My uncle’s house was only a mile from the beach. Soon after we got there, he and my Aunt Marge took off for their place in the mountains leaving us alone with the nurse. As it turned out, Heather didn’t need the nurse 24/7 like the doctor had indicated. She went days at a time without needing anything except for long naps and lots of me holding her. She was in my arms when her heart gave out. We knew the time was near. She said she felt different, weaker. Before she went to sleep that night, she told me how she’d loved me from that very first day when I beat her at checkers and then bought her an ice cream. We’d already talked through our past and our mistakes—the things we hadn’t said, but wished we had and she’d already told me so many times how sorry she was for hurting me, for not staying with me and then for not leaving him. I hushed her and told her I’d always love her. She knew about Kelly and was happy for me, and I knew she was really happy for me.

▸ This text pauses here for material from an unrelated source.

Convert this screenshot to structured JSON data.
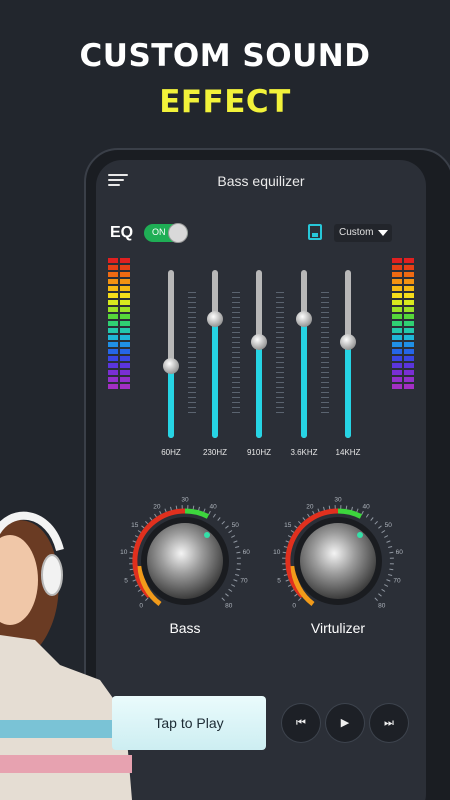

Her eyes had that look in them, like they were actually speaking words from her soul. Sometimes she didn’t even have to say anything, I could just look at her and know her thoughts because of the look in her eyes. That night her eyes told me something I don’t think I’d ever really understood. I’d loved her, she’d loved me, but it had been more than that. It hadn’t been just two lovers or even two friends. It was different. And those light-chocolate eyes reached into my heart giving me something. As her heart gave out, she gave me her hope, her faith in me to be the man she’d always said I was, and a love that wasn’t her and it wasn’t me, it was something more, almost like a person. I can’t explain it really. But I’m not making it up. We think of love like romance or passion or even as something sacrificial, but this was something different. Alive, even though she was dying; real, in a world where the two of us together made no sense to anyone around us; and lasting. I don’t understand it. And I try not to think too much about it now. But sometimes it haunts me like I’m missing something obvious. Something so wonderful and perfect and I’m blind to it. I don’t know.
She died on a Saturday, just a little after 11 pm.